Appellant heeft aangevoerd dat hij vanaf november 2014 tot en met februari 2015 ingrijpende medische behandelingen heeft ondergaan. Volgens vaste rechtspraak (uitspraak van 8 juni 2015, ECLI:NL:CRVB:2015:2377) moet van een persoon die als gevolg van medische omstandigheden beperkingen ondervindt zoals door appellant gesteld, worden verlangd dat hij of zij - bijvoorbeeld door het inschakelen van derden - voorzieningen treft om de daaraan verbonden risico’s te ondervangen. Hoe begrijpelijk het ook is dat appellant de genoemde periode als zwaar en emotioneel belastend heeft ervaren en dat het in acht nemen van de bezwaartermijn daarbij voor hem geen prioriteit heeft gehad, er is niet gebleken dat hij door zijn medische situatie buiten staat is geweest om tijdens die termijn zijn belangen te behartigen of te doen behartigen. Verweerder heeft er in dit verband niet ten onrechte op gewezen dat appellant op 11 december 2014 wel in staat was om naar aanleiding van het besluit van 2 december 2014 bij verweerder financiële gegevens in te dienen. Bij dit alles komt nog dat appellant na afloop van de medische behandelingen niet zo spoedig mogelijk alsnog bezwaar heeft gemaakt, maar daarmee nog vijf maanden heeft gewacht.

2.4.

Op grond van het voorgaande moet worden geoordeeld dat er geen sprake is van een verschoonbare termijnoverschrijding als bedoeld in artikel 6:11 van de Awb. Verweerder heeft het bezwaar van appellant terecht niet-ontvankelijk verklaard. Bestreden besluit 1 houdt dus stand. Het daartegen gerichte beroep moet ongegrond worden verklaard.

Bestreden besluit 2

2.5.

Op grond van artikel 42 van de AOR kan verweerder indien na een eerder genomen beslissing feiten of omstandigheden bekend worden die, indien zij zich daarvóór hebben of zouden hebben voorgedaan en bekend waren geweest, tot een andere beslissing zouden hebben geleid, op verzoek van de belanghebbende een andere beslissing nemen.

2.6.

In dit geval zijn in het geheel geen nieuwe feiten of omstandigheden naar voren gekomen. Voor een hernieuwd medisch onderzoek bestond dan ook, zoals naar aanleiding van het herzieningsverzoek en nogmaals in bezwaar door twee afzonderlijke geneeskundig adviseurs te kennen is gegeven, geen aanleiding. Ter voorlichting aan appellant wordt daarbij nog opgemerkt dat hij niet kan worden gevolgd in zijn stelling dat in zijn geval geen uitvoering is gegeven aan de vaste gedragslijn van verweerder ten aanzien van aanvragers die ten tijde van hun eerste aanvraag ouder zijn dan 70 jaar. Conform die gedragslijn is naar aanleiding van de aanvraag van appellant immers beoordeeld of op de dag vóór het bereiken van de leeftijd van 70 jaar reeds sprake was van arbeidsongeschiktheid in de zin van de AOR. De bedoelde gedragslijn houdt niet in, en behoefde ook niet in te houden, dat de mate van arbeidsongeschiktheid gedurende het gehele werkzame leven van de betrokkene wordt meegenomen in de vaststelling van het arbeidsongeschiktheidspercentage. Dat laatste geschiedt evenmin in geval van een aanvraag, ingediend vóór het bereiken van de leeftijd van 70 jaar.

2.7.

Gezien het voorgaande heeft verweerder het herzieningsverzoek mogen afwijzen. Ook bestreden besluit 2 houdt dus stand. Het daartegen gerichte beroep zal eveneens ongegrond worden verklaard.

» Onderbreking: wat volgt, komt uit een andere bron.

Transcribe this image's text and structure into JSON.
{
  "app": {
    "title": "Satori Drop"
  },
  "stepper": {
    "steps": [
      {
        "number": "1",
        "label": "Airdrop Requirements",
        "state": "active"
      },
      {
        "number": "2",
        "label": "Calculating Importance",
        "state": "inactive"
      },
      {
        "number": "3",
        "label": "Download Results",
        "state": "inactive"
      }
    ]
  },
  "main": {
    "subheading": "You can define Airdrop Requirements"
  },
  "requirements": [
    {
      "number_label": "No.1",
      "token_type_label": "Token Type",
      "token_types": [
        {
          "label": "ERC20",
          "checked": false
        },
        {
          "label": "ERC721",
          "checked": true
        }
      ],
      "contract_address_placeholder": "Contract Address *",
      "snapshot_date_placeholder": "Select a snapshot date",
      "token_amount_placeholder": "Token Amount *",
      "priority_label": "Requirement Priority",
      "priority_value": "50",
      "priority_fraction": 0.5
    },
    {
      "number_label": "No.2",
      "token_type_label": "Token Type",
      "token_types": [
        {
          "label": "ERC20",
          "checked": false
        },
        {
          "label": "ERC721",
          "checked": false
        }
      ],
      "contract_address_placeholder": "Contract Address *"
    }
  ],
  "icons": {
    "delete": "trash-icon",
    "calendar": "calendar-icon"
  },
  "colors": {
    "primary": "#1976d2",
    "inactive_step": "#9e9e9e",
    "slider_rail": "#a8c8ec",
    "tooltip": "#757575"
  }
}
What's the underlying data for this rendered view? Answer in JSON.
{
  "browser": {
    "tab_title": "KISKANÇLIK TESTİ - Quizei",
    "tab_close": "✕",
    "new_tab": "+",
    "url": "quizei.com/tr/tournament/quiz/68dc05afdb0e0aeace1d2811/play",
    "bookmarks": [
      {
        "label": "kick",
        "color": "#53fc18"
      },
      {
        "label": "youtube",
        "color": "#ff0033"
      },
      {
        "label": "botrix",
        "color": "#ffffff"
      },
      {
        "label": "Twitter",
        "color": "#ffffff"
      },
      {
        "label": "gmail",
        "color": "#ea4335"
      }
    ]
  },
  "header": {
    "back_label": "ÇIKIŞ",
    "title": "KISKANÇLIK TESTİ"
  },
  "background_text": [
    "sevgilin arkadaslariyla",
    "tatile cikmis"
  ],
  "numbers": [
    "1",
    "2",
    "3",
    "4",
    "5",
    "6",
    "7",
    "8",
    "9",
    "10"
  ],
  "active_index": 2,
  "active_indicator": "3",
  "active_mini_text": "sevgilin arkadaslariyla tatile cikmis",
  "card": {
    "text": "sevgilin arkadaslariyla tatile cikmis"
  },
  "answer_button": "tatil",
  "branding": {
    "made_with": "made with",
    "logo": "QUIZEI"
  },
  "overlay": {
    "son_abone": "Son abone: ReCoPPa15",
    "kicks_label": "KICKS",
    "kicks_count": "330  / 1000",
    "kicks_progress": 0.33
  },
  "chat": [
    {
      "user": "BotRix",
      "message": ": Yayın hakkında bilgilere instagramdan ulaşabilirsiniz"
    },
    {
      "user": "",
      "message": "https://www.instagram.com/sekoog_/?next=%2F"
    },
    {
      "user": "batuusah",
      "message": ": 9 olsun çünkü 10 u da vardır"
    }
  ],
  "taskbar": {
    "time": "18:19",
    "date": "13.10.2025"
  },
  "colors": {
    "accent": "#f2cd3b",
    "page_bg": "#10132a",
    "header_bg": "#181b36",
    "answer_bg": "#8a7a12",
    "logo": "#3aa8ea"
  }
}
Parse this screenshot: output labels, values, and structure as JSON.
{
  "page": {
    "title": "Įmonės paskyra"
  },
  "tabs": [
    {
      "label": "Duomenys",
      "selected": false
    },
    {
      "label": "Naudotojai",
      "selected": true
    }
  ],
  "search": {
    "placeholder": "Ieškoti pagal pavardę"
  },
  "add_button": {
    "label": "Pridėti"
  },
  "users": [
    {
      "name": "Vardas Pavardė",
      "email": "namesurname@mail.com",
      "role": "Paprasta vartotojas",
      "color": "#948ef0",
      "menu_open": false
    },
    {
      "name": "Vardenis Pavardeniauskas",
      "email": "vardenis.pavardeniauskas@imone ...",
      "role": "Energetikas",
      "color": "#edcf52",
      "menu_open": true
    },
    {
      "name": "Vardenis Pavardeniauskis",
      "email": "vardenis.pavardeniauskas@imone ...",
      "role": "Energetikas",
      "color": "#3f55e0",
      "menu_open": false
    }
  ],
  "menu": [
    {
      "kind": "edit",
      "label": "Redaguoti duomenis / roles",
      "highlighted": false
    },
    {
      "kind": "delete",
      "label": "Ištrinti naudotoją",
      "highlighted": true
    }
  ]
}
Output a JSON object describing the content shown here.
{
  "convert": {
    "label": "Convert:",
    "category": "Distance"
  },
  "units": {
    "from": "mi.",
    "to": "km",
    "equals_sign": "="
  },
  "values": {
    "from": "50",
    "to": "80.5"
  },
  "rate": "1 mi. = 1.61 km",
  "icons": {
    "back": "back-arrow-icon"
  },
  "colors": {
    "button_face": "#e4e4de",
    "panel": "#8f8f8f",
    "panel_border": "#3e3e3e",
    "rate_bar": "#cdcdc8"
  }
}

3. Voor een proceskostenveroordeling bestaat geen aanleiding.

BESLISSING

De Centrale Raad van Beroep verklaart de beroepen ongegrond.

Deze uitspraak is gedaan door B.J. van de Griend als voorzitter en M. Kraefft en H. Benek als leden, in tegenwoordigheid van F. Dinleyici als griffier. De beslissing is uitgesproken in het openbaar op 18 januari 2018.